Thu 30 Jun 2005
Today is the 100th anniversary of Albert Eintein‘s publication of the third of his four Annus Mirabilis Papers entitled On the Electrodynamics of Moving Bodies; the seminal work that introduced the concepts which would come to be known as Special Relativity. People discuss this on blogs and /. but what did strike me is that no one sees this like a good occasion to ask a very important question: how much further did we get in science, especially physics during those 100 years.
Of course, I’m not an expert in the field. However, I see anniversaries of past greatness rather as a reminder of current mediocrity. The ones that particularly makes me sick are subsequent anniversaries of Apollo missions.
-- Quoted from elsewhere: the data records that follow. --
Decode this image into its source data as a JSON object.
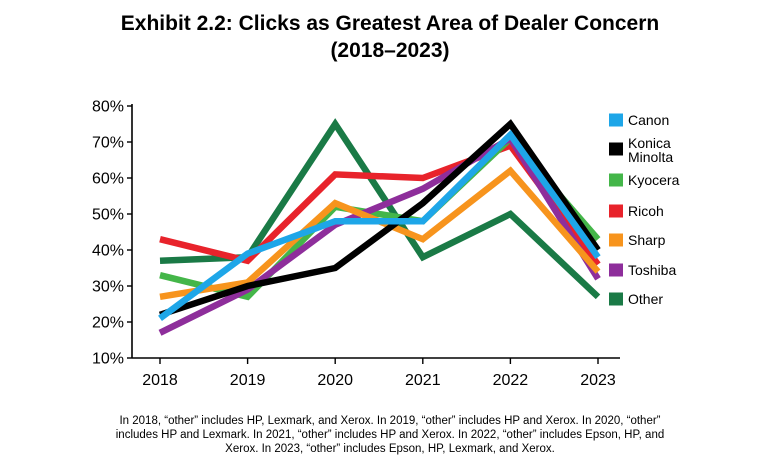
{
  "chart_data": {
    "type": "line",
    "title_line1": "Exhibit 2.2: Clicks as Greatest Area of Dealer Concern",
    "title_line2": "(2018–2023)",
    "xlabel": "",
    "ylabel": "",
    "x": [
      "2018",
      "2019",
      "2020",
      "2021",
      "2022",
      "2023"
    ],
    "ylim": [
      10,
      80
    ],
    "yticks": [
      10,
      20,
      30,
      40,
      50,
      60,
      70,
      80
    ],
    "ytick_labels": [
      "10%",
      "20%",
      "30%",
      "40%",
      "50%",
      "60%",
      "70%",
      "80%"
    ],
    "legend_position": "right",
    "series": [
      {
        "name": "Other",
        "legend": [
          "Other"
        ],
        "color": "#1a7a46",
        "values": [
          37,
          38,
          75,
          38,
          50,
          27
        ]
      },
      {
        "name": "Ricoh",
        "legend": [
          "Ricoh"
        ],
        "color": "#e8232b",
        "values": [
          43,
          37,
          61,
          60,
          69,
          36
        ]
      },
      {
        "name": "Kyocera",
        "legend": [
          "Kyocera"
        ],
        "color": "#44b649",
        "values": [
          33,
          27,
          52,
          48,
          71,
          43
        ]
      },
      {
        "name": "Toshiba",
        "legend": [
          "Toshiba"
        ],
        "color": "#8e2e9b",
        "values": [
          17,
          29,
          47,
          57,
          71,
          32
        ]
      },
      {
        "name": "Sharp",
        "legend": [
          "Sharp"
        ],
        "color": "#f7941d",
        "values": [
          27,
          31,
          53,
          43,
          62,
          34
        ]
      },
      {
        "name": "Konica Minolta",
        "legend": [
          "Konica",
          "Minolta"
        ],
        "color": "#000000",
        "values": [
          22,
          30,
          35,
          53,
          75,
          40
        ]
      },
      {
        "name": "Canon",
        "legend": [
          "Canon"
        ],
        "color": "#1ea6e8",
        "values": [
          21,
          39,
          48,
          48,
          72,
          38
        ]
      }
    ],
    "legend_order": [
      "Canon",
      "Konica Minolta",
      "Kyocera",
      "Ricoh",
      "Sharp",
      "Toshiba",
      "Other"
    ]
  },
  "footnote": {
    "line1": "In 2018, “other” includes HP, Lexmark, and Xerox. In 2019, “other” includes HP and Xerox. In 2020, “other”",
    "line2": "includes HP and Lexmark. In 2021, “other” includes HP and Xerox. In 2022, “other” includes Epson, HP, and",
    "line3": "Xerox. In 2023, “other” includes Epson, HP, Lexmark, and Xerox."
  }
}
In that field we completely stalled, and since the end of cold war both American and Russian space efforts just silently died. There is much hype, but very little substance, especially when it comes to human space flight.
Is this the same with physics? I don’t know, as I said, I’m not an expert in this field. However, I’m pretty sure that Einstein’s equations, although quite elegant, are not the final explanation on how the physical reality works. And this conviction of mine is not just pure faith derived from the study of history, since, from what I recall, there is a big gap between the quantum physics explaining the microworld of elementary particles and Einstein’s physics describing the large scale interactions of Universe etc. The string theory was supposed to mend it, and while it is very attractive, it so far wasn’t confirmed experimentally and, from what I read, there are some controversies within the ranks of its supporters and even spin-off versions.
So, generally it looks like physics stalled a bit too if we didn’t have any comparable breakthroughs since Einstein (and he passed away 50 years ago). Though, since I’ve read about some experiments who yielded results not in accordance with Einstein’s predictions which looks promising.
As I said, I reject the view that our civilization has discovered all that was to be and no new Einsteins would be needed. This arrogant view was proved wrong over history so many times, that I think no one would openly admit to believing that is the case (maybe except my father). So, let’s quit with celebrating past glory and focus on discovering new physics and science in general. We, humans, need it badly. Either our civilization will manage to jump onto the next energetic level or we will perish – and all the past achievements would be in vain.